Some Foolishly Precise Predictions About the Bracket

March 15, 2009

Last year, I ran some numbers on teams from one year and where they return to the next. Some of the work, updated with last year’s tournament, went into my 5 Things You Should Consider When Filling Out Your Bracket post.

I used some aspects of that in order to make some projections about the tournament. It was based on historic trends, patterns, and a three-year moving average. As it turned out, they were pretty good.

I came up with 16 to 18 teams from the ’07 second round making the ’08 second round, and 17 ended up doing it.

I projected nine teams from the ’07 second round making the ’08 Sweet 16, and 10 did. I projected that from four to six teams (and most likely six) from the ’07 Sweet 16 would make it that far in ’08, and five did.

It didn’t work so well when it came to the Elite Eight, since I had fewer than three Elite Eight teams from ’07 making it back in ’08, and four teams did. In my defense, the back-to-back years of zero returners in ’05 and ’06 messed up the moving average analysis, and it was the first time that the number of repeat Elite Eight teams increased after having been three or more the previous season.

Anyway, I decided to do the same thing again this year. I am also publishing the projections this time just in case it turns out to be good again. I also applied the same analysis to seed in the first round, so we’ll see how this goes.

It could be that this is snake oil and I got lucky last year, or it could be really close again. We’ll have to see. Anyway, here’s what I got for this year:

  • 15 teams from the ’08 second round in the ’09 second round
  • From seven to nine (likely eight) teams from the ’08 second round in the ’09 Sweet 16
  • Five to seven (likely six or seven) teams from the ’08 Sweet 16 in the ’09 Sweet 16
  • Between one and three (likely one) teams from the ’08 Elite Eight in the ’09 Elite Eight
  • One team from the ’08 Elite Eight in the ’09 Final Four
  • Either five or six (likely six) upsets in the ’09 first round

If there are five first round upsets, the second round will have four ones, four twos, four threes, three fours, three fives, three sixes, two sevens, one eight, three nines, two tens, zero elevens, three twelves, one thirteen, and zero each of fourteens, fifteens, and sixteens.

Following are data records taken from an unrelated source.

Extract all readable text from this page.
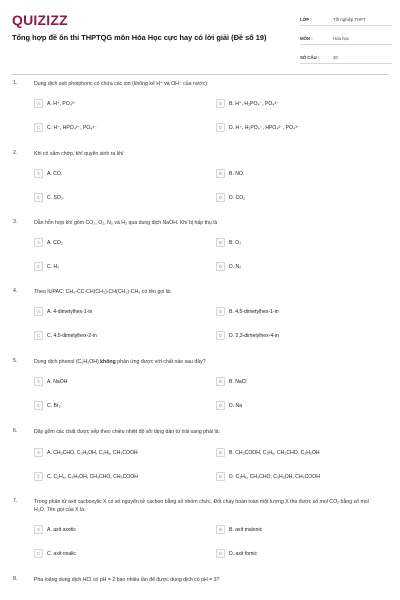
QUIZIZZ
Tổng hợp đề ôn thi THPTQG môn Hóa Học cực hay có lời giải (Đề số 19)
LỚP :	Tốt nghiệp THPT
MÔN :	Hóa học
SỐ CÂU :	40
1.	Dung dịch axit photphoric có chứa các ion (không kể H⁺ và OH⁻ của nước):
A	A. H⁺, PO₄³⁻	B	B. H⁺, H₂PO₄⁻, PO₄³⁻
C	C. H⁺, HPO₄²⁻, PO₄³⁻	D	D. H⁺, H₂PO₄⁻, HPO₄²⁻, PO₄³⁻
2.	Khi có sấm chớp, khí quyển sinh ra khí
A	A. CO.	B	B. NO.
C	C. SO₂.	D	D. CO₂
3.	Dẫn hỗn hợp khí gồm CO₂, O₂, N₂ và H₂ qua dung dịch NaOH. Khí bị hấp thụ là
A	A. CO₂	B	B. O₂
C	C. H₂	D	D. N₂
4.	Theo IUPAC: CH₃-CC-CH(CH₃)-CH(CH₃)-CH₃ có tên gọi là:
A	A. 4-dimetylhex-1-in	B	B. 4,5-dimetylhex-1-in
C	C. 4,5-dimetylhex-2-in	D	D. 2,3-dimetylhex-4-in
5.	Dung dịch phenol (C₆H₅OH) không phản ứng được với chất nào sau đây?
A	A. NaOH	B	B. NaCl
C	C. Br₂	D	D. Na
6.	Dãy gồm các chất được xếp theo chiều nhiệt độ sôi tăng dần từ trái sang phải là:
A	A. CH₃CHO, C₂H₅OH, C₂H₆, CH₃COOH	B	B. CH₃COOH, C₂H₆, CH₃CHO, C₂H₅OH
C	C. C₂H₆, C₂H₅OH, CH₃CHO, CH₃COOH	D	D. C₂H₆, CH₃CHO, C₂H₅OH, CH₃COOH
7.	Trong phân tử axit cacboxylic X có số nguyên tử cacbon bằng số nhóm chức. Đốt cháy hoàn toàn một lượng X thu được số mol CO₂ bằng số mol H₂O. Tên gọi của X là:
A	A. axit axetic	B	B. axit malonic
C	C. axit oxalic	D	D. axit fomic
8.	Pha loãng dung dịch HCl có pH = 2 bao nhiêu lần để được dung dịch có pH = 3?
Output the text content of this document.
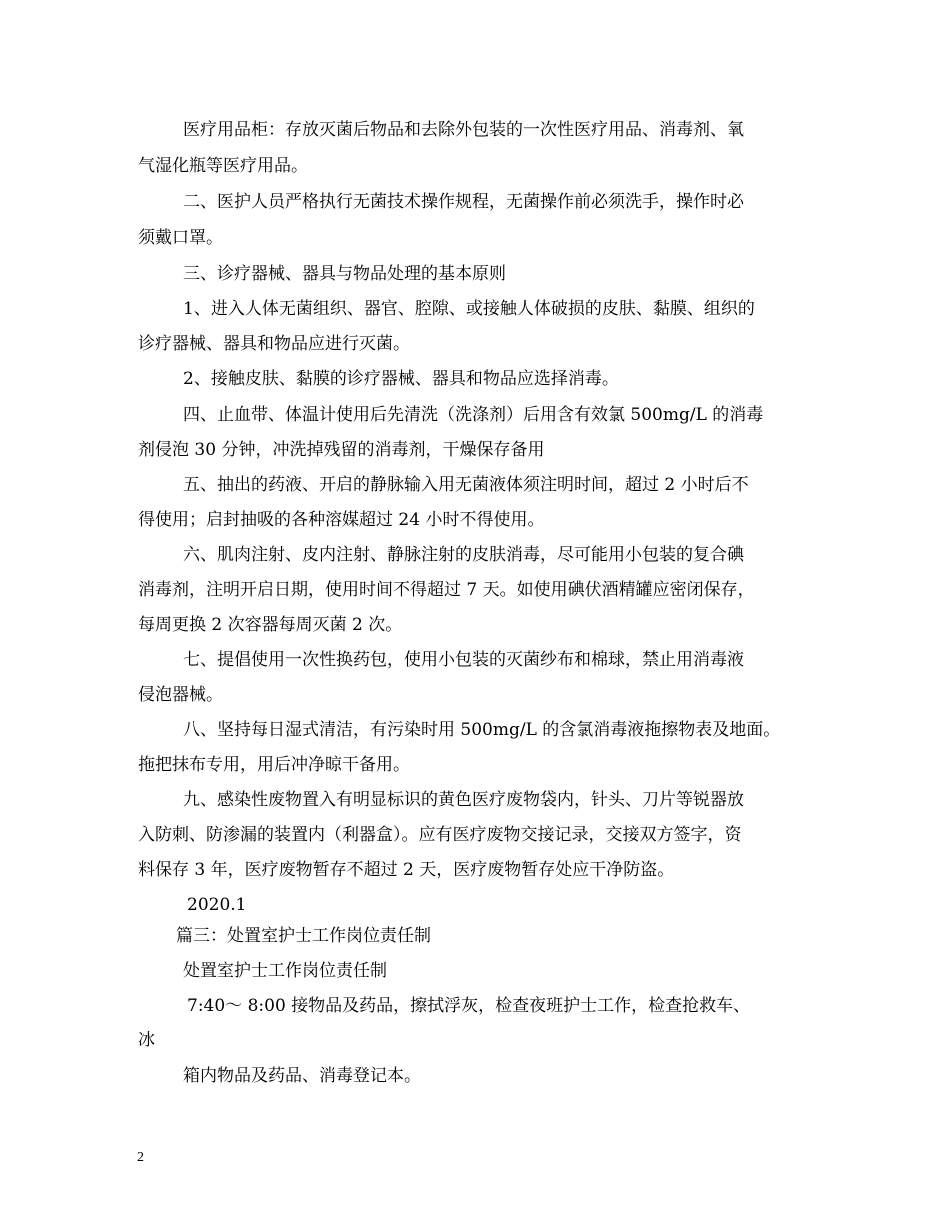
医疗用品柜：存放灭菌后物品和去除外包装的一次性医疗用品、消毒剂、氧
气湿化瓶等医疗用品。
二、医护人员严格执行无菌技术操作规程，无菌操作前必须洗手，操作时必
须戴口罩。
三、诊疗器械、器具与物品处理的基本原则
1、进入人体无菌组织、器官、腔隙、或接触人体破损的皮肤、黏膜、组织的
诊疗器械、器具和物品应进行灭菌。
2、接触皮肤、黏膜的诊疗器械、器具和物品应选择消毒。
四、止血带、体温计使用后先清洗（洗涤剂）后用含有效氯 500mg/L 的消毒
剂侵泡 30 分钟，冲洗掉残留的消毒剂，干燥保存备用
五、抽出的药液、开启的静脉输入用无菌液体须注明时间，超过 2 小时后不
得使用；启封抽吸的各种溶媒超过 24 小时不得使用。
六、肌肉注射、皮内注射、静脉注射的皮肤消毒，尽可能用小包装的复合碘
消毒剂，注明开启日期，使用时间不得超过 7 天。如使用碘伏酒精罐应密闭保存，
每周更换 2 次容器每周灭菌 2 次。
七、提倡使用一次性换药包，使用小包装的灭菌纱布和棉球，禁止用消毒液
侵泡器械。
八、坚持每日湿式清洁，有污染时用 500mg/L 的含氯消毒液拖擦物表及地面。
拖把抹布专用，用后冲净晾干备用。
九、感染性废物置入有明显标识的黄色医疗废物袋内，针头、刀片等锐器放
入防刺、防渗漏的装置内（利器盒）。应有医疗废物交接记录，交接双方签字，资
料保存 3 年，医疗废物暂存不超过 2 天，医疗废物暂存处应干净防盗。
2020.1
篇三：处置室护士工作岗位责任制
处置室护士工作岗位责任制
7:40～ 8:00 接物品及药品，擦拭浮灰，检查夜班护士工作，检查抢救车、
冰
箱内物品及药品、消毒登记本。
2
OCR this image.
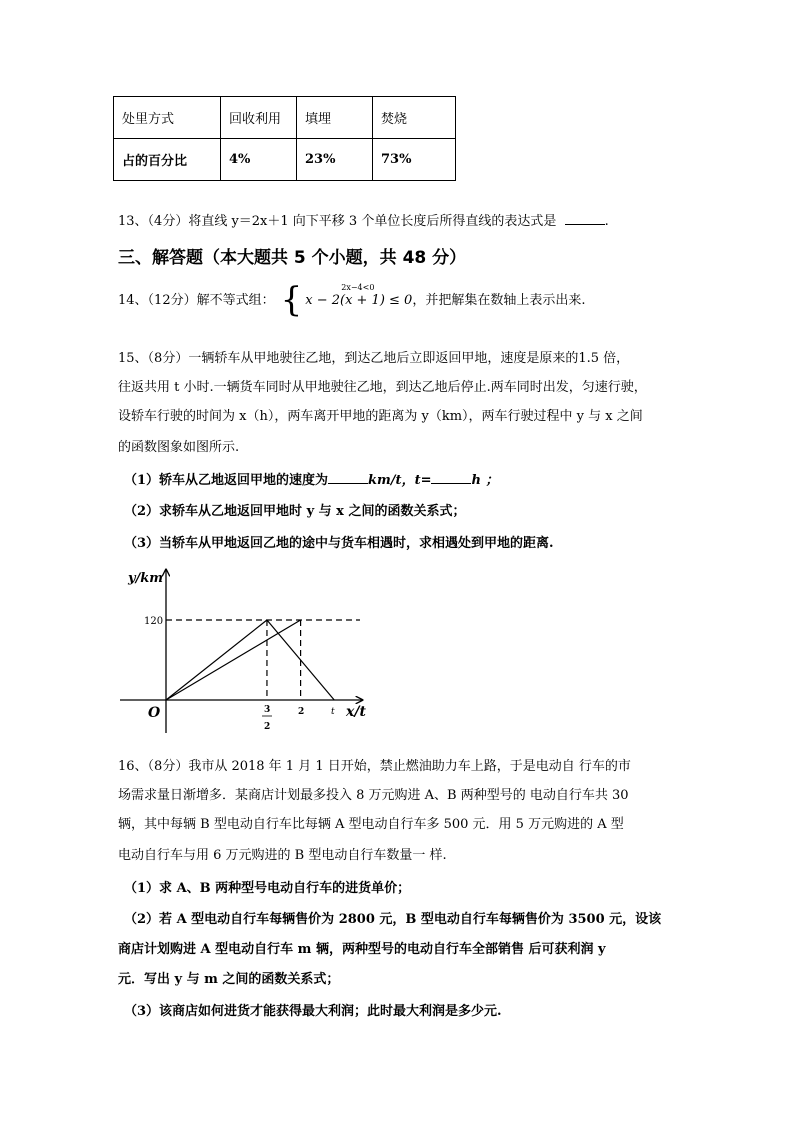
处里方式	回收利用	填埋	焚烧
占的百分比	4%	23%	73%
13、（4分）将直线 y＝2x＋1 向下平移 3 个单位长度后所得直线的表达式是	.
三、解答题（本大题共 5 个小题，共 48 分）
14、（12分）解不等式组： {	2x−4<0
x − 2(x + 1) ≤ 0 ，并把解集在数轴上表示出来.
15、（8分）一辆轿车从甲地驶往乙地，到达乙地后立即返回甲地，速度是原来的1.5 倍，
往返共用 t 小时.一辆货车同时从甲地驶往乙地，到达乙地后停止.两车同时出发，匀速行驶，
设轿车行驶的时间为 x（h），两车离开甲地的距离为 y（km），两车行驶过程中 y 与 x 之间
的函数图象如图所示.
（1）轿车从乙地返回甲地的速度为	km/t，t=	h ；
（2）求轿车从乙地返回甲地时 y 与 x 之间的函数关系式；
（3）当轿车从甲地返回乙地的途中与货车相遇时，求相遇处到甲地的距离.
y/km
120
O	x/t
3
2
2	t
16、（8分）我市从 2018 年 1 月 1 日开始，禁止燃油助力车上路，于是电动自 行车的市
场需求量日渐增多．某商店计划最多投入 8 万元购进 A、B 两种型号的 电动自行车共 30
辆，其中每辆 B 型电动自行车比每辆 A 型电动自行车多 500 元．用 5 万元购进的 A 型
电动自行车与用 6 万元购进的 B 型电动自行车数量一 样.
（1）求 A、B 两种型号电动自行车的进货单价；
（2）若 A 型电动自行车每辆售价为 2800 元，B 型电动自行车每辆售价为 3500 元，设该
商店计划购进 A 型电动自行车 m 辆，两种型号的电动自行车全部销售 后可获利润 y
元．写出 y 与 m 之间的函数关系式；
（3）该商店如何进货才能获得最大利润；此时最大利润是多少元.
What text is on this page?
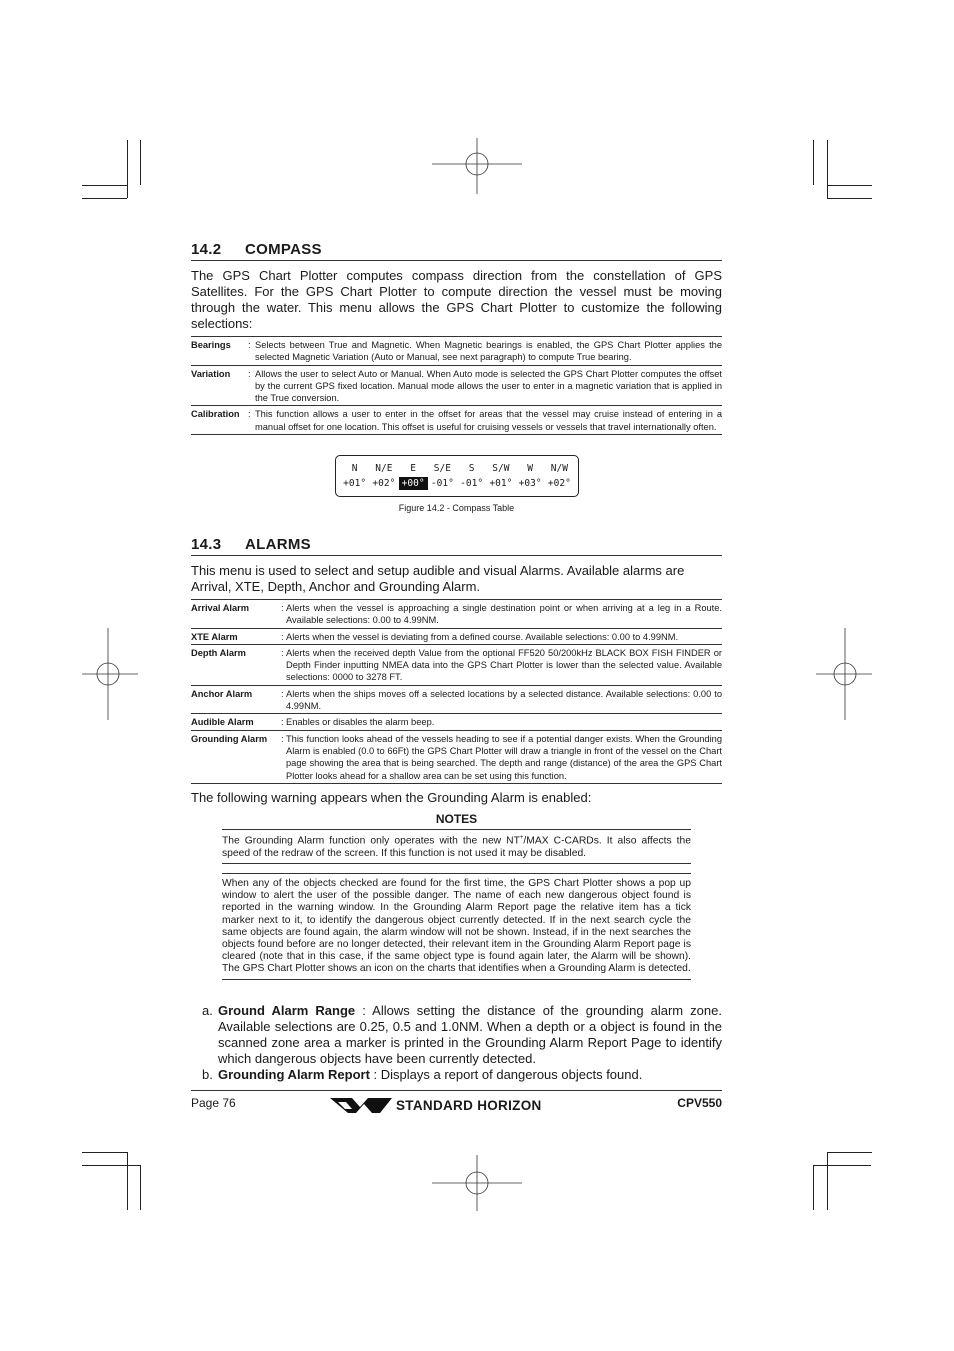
14.2 COMPASS
The GPS Chart Plotter computes compass direction from the constellation of GPS Satellites. For the GPS Chart Plotter to compute direction the vessel must be moving through the water. This menu allows the GPS Chart Plotter to customize the following selections:
Bearings	: Selects between True and Magnetic. When Magnetic bearings is enabled, the GPS Chart Plotter applies the selected Magnetic Variation (Auto or Manual, see next paragraph) to compute True bearing.
Variation	: Allows the user to select Auto or Manual. When Auto mode is selected the GPS Chart Plotter computes the offset by the current GPS fixed location. Manual mode allows the user to enter in a magnetic variation that is applied in the True conversion.
Calibration : This function allows a user to enter in the offset for areas that the vessel may cruise instead of entering in a manual offset for one location. This offset is useful for cruising vessels or vessels that travel internationally often.
N	N/E	E	S/E	S	S/W	W	N/W
+01° +02° +00° -01° -01° +01° +03° +02°
Figure 14.2 - Compass Table
14.3 ALARMS
This menu is used to select and setup audible and visual Alarms. Available alarms are Arrival, XTE, Depth, Anchor and Grounding Alarm.
Arrival Alarm	: Alerts when the vessel is approaching a single destination point or when arriving at a leg in a Route. Available selections: 0.00 to 4.99NM.
XTE Alarm	: Alerts when the vessel is deviating from a defined course. Available selections: 0.00 to 4.99NM.
Depth Alarm	: Alerts when the received depth Value from the optional FF520 50/200kHz BLACK BOX FISH FINDER or Depth Finder inputting NMEA data into the GPS Chart Plotter is lower than the selected value. Available selections: 0000 to 3278 FT.
Anchor Alarm	: Alerts when the ships moves off a selected locations by a selected distance. Available selections: 0.00 to 4.99NM.
Audible Alarm	: Enables or disables the alarm beep.
Grounding Alarm	: This function looks ahead of the vessels heading to see if a potential danger exists. When the Grounding Alarm is enabled (0.0 to 66Ft) the GPS Chart Plotter will draw a triangle in front of the vessel on the Chart page showing the area that is being searched. The depth and range (distance) of the area the GPS Chart Plotter looks ahead for a shallow area can be set using this function.
The following warning appears when the Grounding Alarm is enabled:
NOTES
The Grounding Alarm function only operates with the new NT+/MAX C-CARDs. It also affects the speed of the redraw of the screen. If this function is not used it may be disabled.
When any of the objects checked are found for the first time, the GPS Chart Plotter shows a pop up window to alert the user of the possible danger. The name of each new dangerous object found is reported in the warning window. In the Grounding Alarm Report page the relative item has a tick marker next to it, to identify the dangerous object currently detected. If in the next search cycle the same objects are found again, the alarm window will not be shown. Instead, if in the next searches the objects found before are no longer detected, their relevant item in the Grounding Alarm Report page is cleared (note that in this case, if the same object type is found again later, the Alarm will be shown). The GPS Chart Plotter shows an icon on the charts that identifies when a Grounding Alarm is detected.
a. Ground Alarm Range : Allows setting the distance of the grounding alarm zone. Available selections are 0.25, 0.5 and 1.0NM. When a depth or a object is found in the scanned zone area a marker is printed in the Grounding Alarm Report Page to identify which dangerous objects have been currently detected.
b. Grounding Alarm Report : Displays a report of dangerous objects found.
Page 76	STANDARD HORIZON	CPV550
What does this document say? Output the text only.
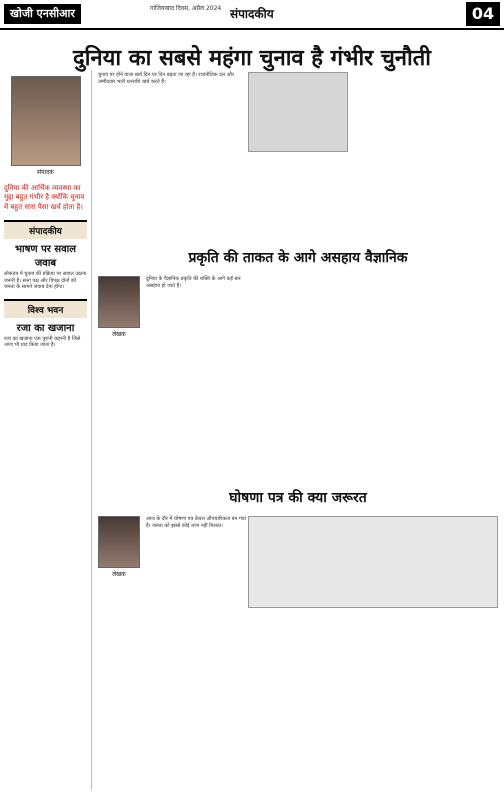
खोजी एनसीआर	गाजियाबाद दिवस, अप्रैल 2024 संपादकीय	04
दुनिया का सबसे महंगा चुनाव है गंभीर चुनौती
संपादक
दुनिया की आर्थिक व्यवस्था का मुद्दा बहुत गंभीर है क्योंकि चुनाव में बहुत सारा पैसा खर्च होता है।
संपादकीय
भाषण पर सवाल जवाब
लोकतंत्र में चुनाव की प्रक्रिया पर सवाल उठाना जरूरी है। सत्ता पक्ष और विपक्ष दोनों को जनता के सामने जवाब देना होगा।
विश्व भवन
रजा का खजाना
रजा का खजाना एक पुरानी कहानी है जिसे आज भी याद किया जाता है।
चुनाव पर होने वाला खर्च दिन पर दिन बढ़ता जा रहा है। राजनीतिक दल और उम्मीदवार भारी धनराशि खर्च करते हैं।
प्रकृति की ताकत के आगे असहाय वैज्ञानिक
लेखक
दुनिया के वैज्ञानिक प्रकृति की शक्ति के आगे कई बार असहाय हो जाते हैं।
घोषणा पत्र की क्या जरूरत
लेखक
आज के दौर में घोषणा पत्र केवल औपचारिकता बन गया है। जनता को इससे कोई लाभ नहीं मिलता।
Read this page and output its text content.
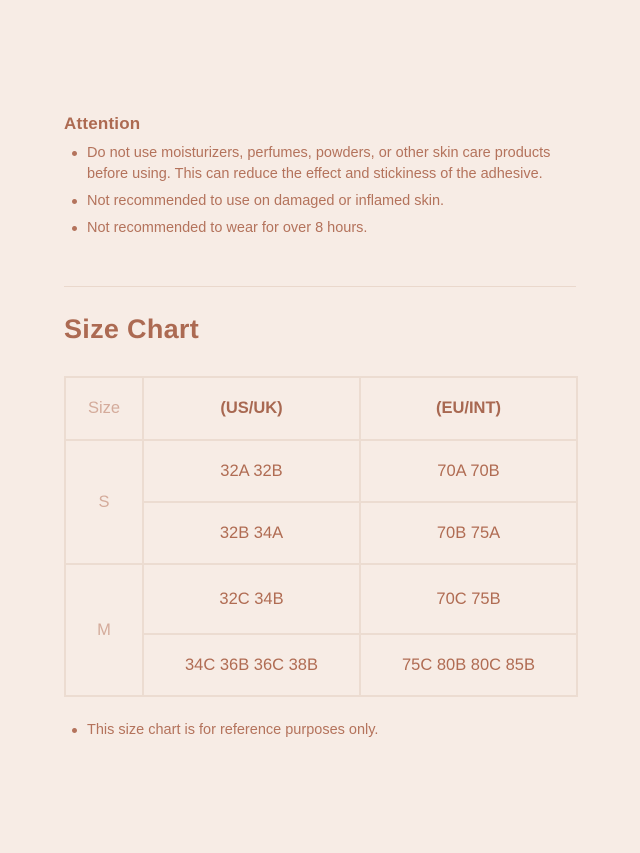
Attention
Do not use moisturizers, perfumes, powders, or other skin care products before using. This can reduce the effect and stickiness of the adhesive.
Not recommended to use on damaged or inflamed skin.
Not recommended to wear for over 8 hours.
Size Chart
Size	(US/UK)	(EU/INT)
S	32A 32B	70A 70B
	32B 34A	70B 75A
M	32C 34B	70C 75B
	34C 36B 36C 38B	75C 80B 80C 85B
This size chart is for reference purposes only.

If there are six first round upsets, the second round will have the same as above only with one five, four sixes, three twelves, and zero elevens.

As the post title indicates, I have a feeling that this is probably a fool’s errand. However, I’m hoping when the brackets come out that the combination of the returners and seeds will put together a pretty accurate projection of the field. I think it’s probably more likely that it will be impossible to meet all of the above conditions.

After all, if there’s one thing that I know about the tournament, it changes everything up the moment you think you have it figured out.